France Chimie Nouvelle-Aquitaine a décerné ses Trophées Responsible Care 2025, le 13 juin dernier à Bayonne, en marge de la tenue de son assemblée générale. " Dans un contexte où nous avons à faire à toujours plus d'adversité, ou notre image est parfois écornée, il est important de montrer que nous sommes des industriels responsables, conscients des enjeux de notre société ", a souligné Guillaume Bouquant, président de France Chimie Nouvelle-Aquitaine. Cinq dossiers étaient en compétition pour recevoir trois Trophées.
Rousselot Angoulême qui exploite une usine de fabrication de gélatine et de peptides de collagènes pour l’industrie agroalimentaire et pharmaceutique est le lauréat de la catégorie environnement. Alors que la concentration des bouillons de gélatine représente 30 % des consommations de vapeur du site, l’entreprise est parvenue à remplacer sa technologie de concentration alimentée par une énergie fossile par une technologie de concentration membranaire, fonctionnant à l’électricité. Le bilan est une réduction des émissions de GES de 28 % et de la consommation de vapeur de l’atelier de concentration de 85 %.
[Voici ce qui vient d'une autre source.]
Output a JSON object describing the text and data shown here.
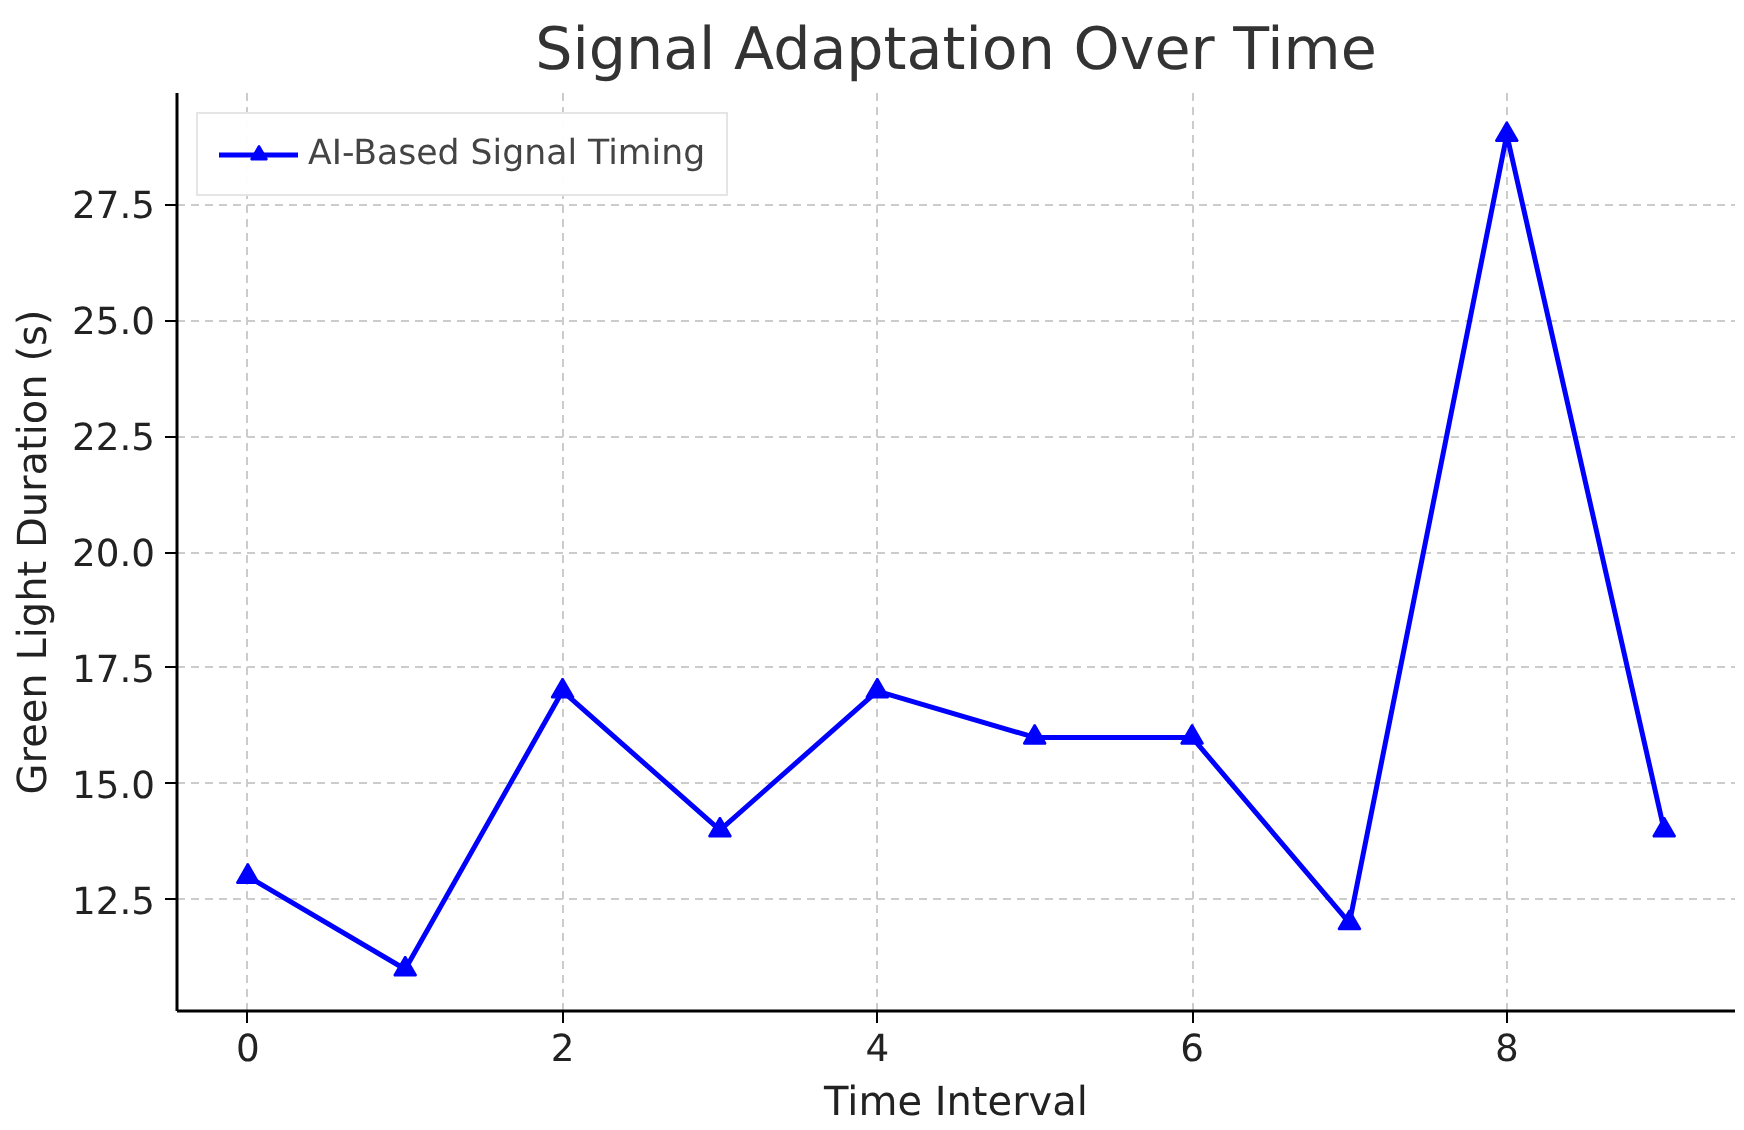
{
  "chart_data": {
    "type": "line",
    "title": "Signal Adaptation Over Time",
    "xlabel": "Time Interval",
    "ylabel": "Green Light Duration (s)",
    "x": [
      0,
      1,
      2,
      3,
      4,
      5,
      6,
      7,
      8,
      9
    ],
    "series": [
      {
        "name": "AI-Based Signal Timing",
        "color": "#0000ff",
        "values": [
          13,
          11,
          17,
          14,
          17,
          16,
          16,
          12,
          29,
          14
        ]
      }
    ],
    "xlim": [
      -0.45,
      9.45
    ],
    "ylim": [
      10.1,
      29.9
    ],
    "xticks": [
      0,
      2,
      4,
      6,
      8
    ],
    "yticks": [
      12.5,
      {
        "value": 15,
        "label": "15.0"
      },
      17.5,
      {
        "value": 20,
        "label": "20.0"
      },
      22.5,
      {
        "value": 25,
        "label": "25.0"
      },
      27.5
    ],
    "grid": true,
    "legend": "top left",
    "marker": "triangle",
    "line_style": "solid"
  }
}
La société Ianesco à Poitiers a remporté un trophée dans la catégorie sociétale. L’entreprise est spécialisée dans la réalisation d’analyses pour deux secteurs d’activité : l’environnement et les matériaux en contact alimentaire. Alors qu’elle mettait à la benne, chaque année, sept tonnes de flacons plastiques qui étaient incinérées ou enfouies, l’entreprise a décidé de trier ses flacons en polyéthylène haute densité (PEHD), munis de bouchons en polypropylène. Pour cela, elle a mis en place un partenariat avec un Esat pour que soient ôtées les étiquettes, puis elle a acheté un broyeur pour proposer des broyats de flacons et de bouchons prêts au recyclage. Puis, elle s’est associée à deux sociétés, Ne-Auplast et Plantco, pour la fabrication et la vente de dalles d’engazonnement utilisées dans les parkings et allées pour résister à des charges lourdes. Ceci en alternative au béton. Depuis 2025, 400 m2 de dalles ont été fabriqués. Les bouchons sont quant à eux transformés en containers à déchets.
Enfin, l’usine de Yara à Ambès qui produit de l’acide nitrique et des ammonitrates pour le secteur des engrais a remporté le troisième trophée dans la catégorie Énergie/climat. La particularité de la production d’acide nitrique à partir d’oxydes d’azote (NOx) issus de l’oxydation de l’ammoniac est de produire en parallèle du protoxyde d’azote (N2O) à fort effet de serre (265 fois plus que le CO2) et qui rejeté dans l’atmosphère, via les effluents gazeux de l’usine. Alors que l’usine avait déjà réussi à abattre ce N2O de 95 %, les équipes de Yara ont conçu un nouveau réacteur de production, qui a été construit et installé par la société allemande Balcke Duur. Il a permis de poursuivre cet abattement de 95 à 99 %. Partant de 800 000 teq CO2 émis il y a quelques années, le site émet désormais moins de 10 000 teqCO2.
Le site d’Arkema de Mont, qui présentait un projet de diminution des émissions de COV d’une unité de production de lactame, et la société W Platform, à Bassens, qui proposait une solution innovante de recyclage de gaz frigorifiques, ont été vivement félicités par le jury, présidé cette année par Sylvain Stanowski, responsable QHSE de Revico, ancien participant et lauréat. Il était accompagné de Fabienne Grandchamp, chargée de mission référente filière Chimie et Matériaux pour la Nouvelle Aquitaine, Marina Galicki, chargée de mission Innovation et Santé/Chimie/Matériaux à la DREETS Nouvelle-Aquitaine, Stéphanie Labat, responsable environnement et risques industriels à la Sobegi, et Eric Gouzenes de l’Agence de l’Eau Adour-Garonne.